A: Hint: $\overline{\overline{B}}\le\overline{\overline{A}}\le2^{\aleph_0}$ where $B=\{f:\mathbb N\to\mathbb N$ | $\forall n\in\mathbb N\ \ f(f(n))=n\}$.

For each set $X\subseteq\mathbb N$ there is an involution $f_X\in B$ which swaps $2n$ with $2n-1$ for each $n\in X$ while leaving everything else fixed.

A: For every real number $x$ between 0 and 1  whose decimal expansion does not have a zero, it is easy to describe an element $f_x$  of A in a  one-one way, and  consequently  $A$ will be uncountable.

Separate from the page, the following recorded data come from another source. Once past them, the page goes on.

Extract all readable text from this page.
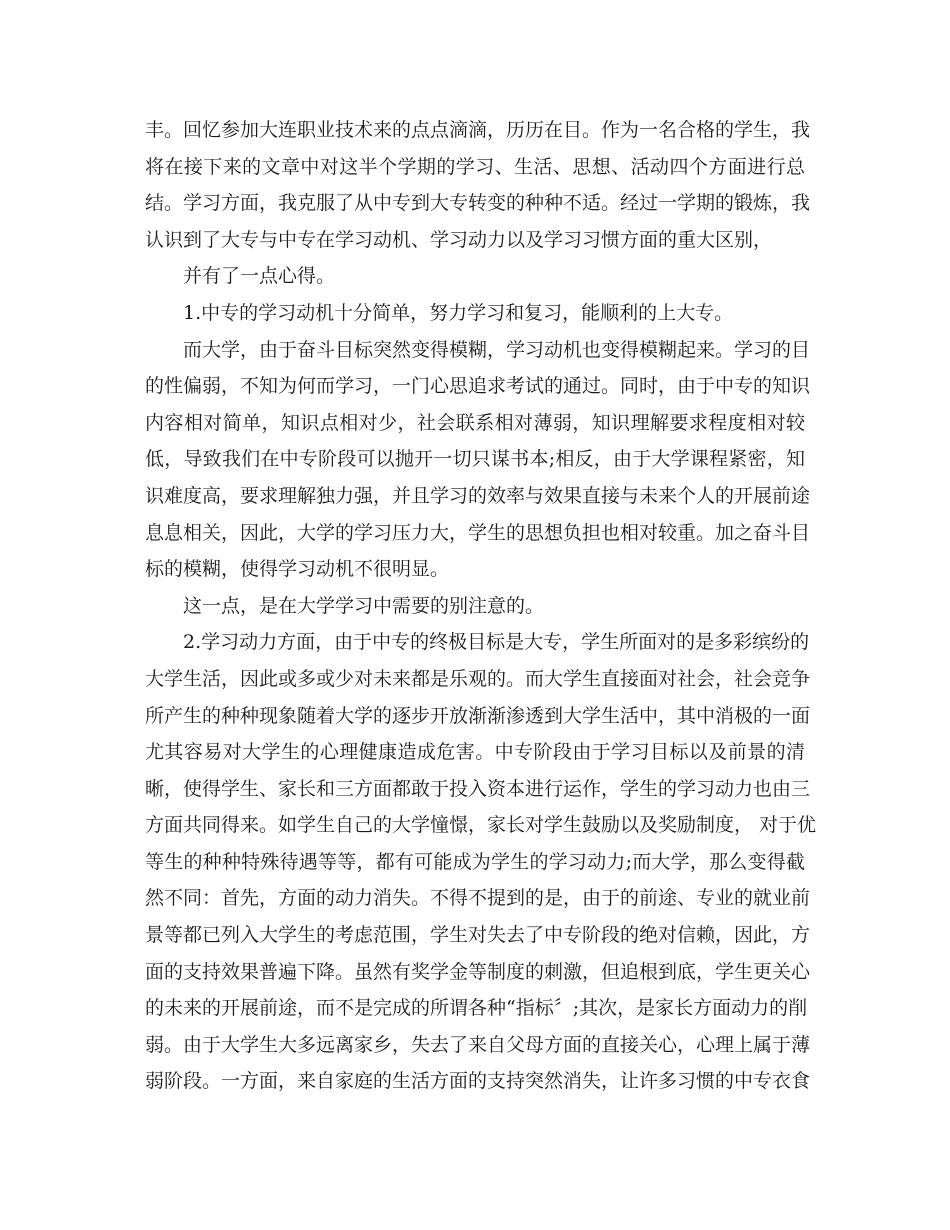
丰。回忆参加大连职业技术来的点点滴滴，历历在目。作为一名合格的学生，我
将在接下来的文章中对这半个学期的学习、生活、思想、活动四个方面进行总
结。学习方面，我克服了从中专到大专转变的种种不适。经过一学期的锻炼，我
认识到了大专与中专在学习动机、学习动力以及学习习惯方面的重大区别，
并有了一点心得。
1.中专的学习动机十分简单，努力学习和复习，能顺利的上大专。
而大学，由于奋斗目标突然变得模糊，学习动机也变得模糊起来。学习的目
的性偏弱，不知为何而学习，一门心思追求考试的通过。同时，由于中专的知识
内容相对简单，知识点相对少，社会联系相对薄弱，知识理解要求程度相对较
低，导致我们在中专阶段可以抛开一切只谋书本;相反，由于大学课程紧密，知
识难度高，要求理解独力强，并且学习的效率与效果直接与未来个人的开展前途
息息相关，因此，大学的学习压力大，学生的思想负担也相对较重。加之奋斗目
标的模糊，使得学习动机不很明显。
这一点，是在大学学习中需要的别注意的。
2.学习动力方面，由于中专的终极目标是大专，学生所面对的是多彩缤纷的
大学生活，因此或多或少对未来都是乐观的。而大学生直接面对社会，社会竞争
所产生的种种现象随着大学的逐步开放渐渐渗透到大学生活中，其中消极的一面
尤其容易对大学生的心理健康造成危害。中专阶段由于学习目标以及前景的清
晰，使得学生、家长和三方面都敢于投入资本进行运作，学生的学习动力也由三
方面共同得来。如学生自己的大学憧憬，家长对学生鼓励以及奖励制度， 对于优
等生的种种特殊待遇等等，都有可能成为学生的学习动力;而大学，那么变得截
然不同：首先，方面的动力消失。不得不提到的是，由于的前途、专业的就业前
景等都已列入大学生的考虑范围，学生对失去了中专阶段的绝对信赖，因此，方
面的支持效果普遍下降。虽然有奖学金等制度的刺激，但追根到底，学生更关心
的未来的开展前途，而不是完成的所谓各种“指标〞;其次，是家长方面动力的削
弱。由于大学生大多远离家乡，失去了来自父母方面的直接关心，心理上属于薄
弱阶段。一方面，来自家庭的生活方面的支持突然消失，让许多习惯的中专衣食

An example is less messier to write than a formula for general $x$.
Let $x= 0.317$. 
Corresponding $f_x$  sends the first 3 natural numbers in a 3-cycle, the next  number is fixed, the next 7 numbers are sent in a 7-cycle.  In this case, $x$ has terminating-decimal expansion and we can agree to keep all the numbers exceeding the 'digital sum' to be fixed points. Otherwise we will get a function $f_x$ with
$f_x(n)\neq n$ for infinitely many $n$.